In a medium bowl, whisk or sift together flour, baking powder, and salt. Set aside.
In a mixer fitted with the paddle attachment, beat together butter and sugar on medium speed until light and fluffy, about 3 minutes. Scrape down the sides and bottom of the bowl as necessary. On medium speed, beat in egg whites, one at a time, beating well after each addition. Add vanilla extract and beat until combined. With the mixer on low speed, add half of the dry ingredients and beat just until combined. Add milk and sour cream/heavy cream and beat until combined. Add the other half of the dry ingredients and beat slowly just until combined. Stir in sprinkles. Do not over mix – the less you mix, the lighter the cupcakes will be.

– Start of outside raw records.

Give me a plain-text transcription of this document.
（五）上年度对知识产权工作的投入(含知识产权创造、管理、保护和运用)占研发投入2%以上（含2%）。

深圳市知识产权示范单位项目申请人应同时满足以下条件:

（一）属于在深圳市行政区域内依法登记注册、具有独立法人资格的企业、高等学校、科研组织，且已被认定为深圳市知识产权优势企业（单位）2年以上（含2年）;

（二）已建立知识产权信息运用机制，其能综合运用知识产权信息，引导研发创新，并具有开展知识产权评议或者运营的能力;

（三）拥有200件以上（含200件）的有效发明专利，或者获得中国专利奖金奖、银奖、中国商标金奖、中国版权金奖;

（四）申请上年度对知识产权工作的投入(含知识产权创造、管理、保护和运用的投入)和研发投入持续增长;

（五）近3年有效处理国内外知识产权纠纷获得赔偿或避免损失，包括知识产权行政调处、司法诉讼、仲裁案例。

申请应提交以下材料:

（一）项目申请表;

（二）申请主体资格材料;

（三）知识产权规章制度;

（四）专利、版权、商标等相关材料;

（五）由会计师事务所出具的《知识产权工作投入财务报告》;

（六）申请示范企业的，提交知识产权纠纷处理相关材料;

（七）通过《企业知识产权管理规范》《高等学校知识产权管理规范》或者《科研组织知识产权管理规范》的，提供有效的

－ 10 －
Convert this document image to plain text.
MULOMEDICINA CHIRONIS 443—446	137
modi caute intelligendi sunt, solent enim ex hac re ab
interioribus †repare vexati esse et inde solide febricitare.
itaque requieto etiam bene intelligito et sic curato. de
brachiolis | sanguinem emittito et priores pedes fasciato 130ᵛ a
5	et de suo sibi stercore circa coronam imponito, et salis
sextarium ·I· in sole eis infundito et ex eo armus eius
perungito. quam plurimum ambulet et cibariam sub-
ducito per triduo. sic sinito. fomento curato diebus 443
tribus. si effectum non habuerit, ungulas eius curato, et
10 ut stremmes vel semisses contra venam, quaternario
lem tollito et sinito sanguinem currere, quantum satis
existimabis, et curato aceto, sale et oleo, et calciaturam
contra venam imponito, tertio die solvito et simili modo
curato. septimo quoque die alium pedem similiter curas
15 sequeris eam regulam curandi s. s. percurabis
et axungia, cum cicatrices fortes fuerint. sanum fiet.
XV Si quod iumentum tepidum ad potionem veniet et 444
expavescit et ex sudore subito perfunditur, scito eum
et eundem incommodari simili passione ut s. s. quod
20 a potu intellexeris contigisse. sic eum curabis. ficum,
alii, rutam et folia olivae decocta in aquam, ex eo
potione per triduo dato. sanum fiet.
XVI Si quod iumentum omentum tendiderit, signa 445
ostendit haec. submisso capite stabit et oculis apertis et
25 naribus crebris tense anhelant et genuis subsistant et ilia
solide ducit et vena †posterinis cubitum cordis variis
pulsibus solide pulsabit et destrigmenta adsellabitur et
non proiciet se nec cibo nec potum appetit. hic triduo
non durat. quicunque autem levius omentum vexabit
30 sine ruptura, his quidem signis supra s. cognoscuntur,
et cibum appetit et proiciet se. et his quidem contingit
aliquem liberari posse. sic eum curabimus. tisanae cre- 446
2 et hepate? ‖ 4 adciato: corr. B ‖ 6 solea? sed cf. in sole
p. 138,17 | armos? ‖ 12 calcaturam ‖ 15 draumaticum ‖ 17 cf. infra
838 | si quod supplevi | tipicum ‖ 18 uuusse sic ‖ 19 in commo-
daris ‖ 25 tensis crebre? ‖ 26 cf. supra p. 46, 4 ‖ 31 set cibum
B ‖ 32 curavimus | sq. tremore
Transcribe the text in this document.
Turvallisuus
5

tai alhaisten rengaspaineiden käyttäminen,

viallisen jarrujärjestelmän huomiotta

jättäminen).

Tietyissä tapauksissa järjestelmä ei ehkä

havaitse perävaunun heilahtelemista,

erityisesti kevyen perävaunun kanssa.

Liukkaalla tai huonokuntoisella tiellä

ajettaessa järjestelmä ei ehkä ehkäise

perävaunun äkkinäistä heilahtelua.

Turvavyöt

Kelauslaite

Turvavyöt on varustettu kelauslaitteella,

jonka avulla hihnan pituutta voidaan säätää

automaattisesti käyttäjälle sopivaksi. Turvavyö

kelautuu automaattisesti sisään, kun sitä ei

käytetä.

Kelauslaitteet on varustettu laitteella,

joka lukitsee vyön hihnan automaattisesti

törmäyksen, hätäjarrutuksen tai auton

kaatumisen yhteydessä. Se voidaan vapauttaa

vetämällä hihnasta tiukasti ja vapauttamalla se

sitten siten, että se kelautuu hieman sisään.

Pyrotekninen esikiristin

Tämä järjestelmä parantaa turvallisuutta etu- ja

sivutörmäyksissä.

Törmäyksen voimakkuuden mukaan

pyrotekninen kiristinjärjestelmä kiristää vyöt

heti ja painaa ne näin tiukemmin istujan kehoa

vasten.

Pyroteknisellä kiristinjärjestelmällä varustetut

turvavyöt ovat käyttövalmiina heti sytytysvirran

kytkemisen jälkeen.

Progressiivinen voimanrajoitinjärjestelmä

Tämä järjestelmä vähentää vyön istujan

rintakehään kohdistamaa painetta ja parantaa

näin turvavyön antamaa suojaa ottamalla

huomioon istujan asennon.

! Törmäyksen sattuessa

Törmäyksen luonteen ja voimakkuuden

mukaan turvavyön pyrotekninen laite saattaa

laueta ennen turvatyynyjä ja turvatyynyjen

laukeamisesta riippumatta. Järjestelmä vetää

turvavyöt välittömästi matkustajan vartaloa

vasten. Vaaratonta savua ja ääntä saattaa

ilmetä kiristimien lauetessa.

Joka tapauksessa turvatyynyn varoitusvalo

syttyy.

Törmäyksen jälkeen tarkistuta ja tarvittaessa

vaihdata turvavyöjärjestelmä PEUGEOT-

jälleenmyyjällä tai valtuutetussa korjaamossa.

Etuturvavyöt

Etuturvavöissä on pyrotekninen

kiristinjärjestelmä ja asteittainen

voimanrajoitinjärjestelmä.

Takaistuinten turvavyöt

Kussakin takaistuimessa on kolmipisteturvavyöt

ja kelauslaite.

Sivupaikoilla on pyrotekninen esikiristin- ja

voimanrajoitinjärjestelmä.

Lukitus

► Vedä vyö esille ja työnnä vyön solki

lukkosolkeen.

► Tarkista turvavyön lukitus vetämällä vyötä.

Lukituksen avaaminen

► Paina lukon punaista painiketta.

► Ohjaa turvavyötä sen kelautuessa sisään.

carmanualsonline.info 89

Divide batter evenly between the cups, filling them about ¾ full. Bake for 15-20 minutes until a toothpick inserted into the center comes out clean. Let cupcakes cool in the pan for 10 minutes, then remove from pan and allow to cool completely on a wire rack. Frost cupcakes with frosting and top with sprinkles.
Unfrosted cupcakes can be kept tightly covered in the fridge for up to 3 days, or in the freezer for up to 2 months. Thaw, still covered, on the counter or overnight in the fridge (same for the frosting but bring it to room temperature and stir well before using to frost the cupcakes). Frosted cupcakes can be kept at room temperature for 24 hours or in the fridge for up to 3 days. Bring to room temperature before serving (at least 1 hour).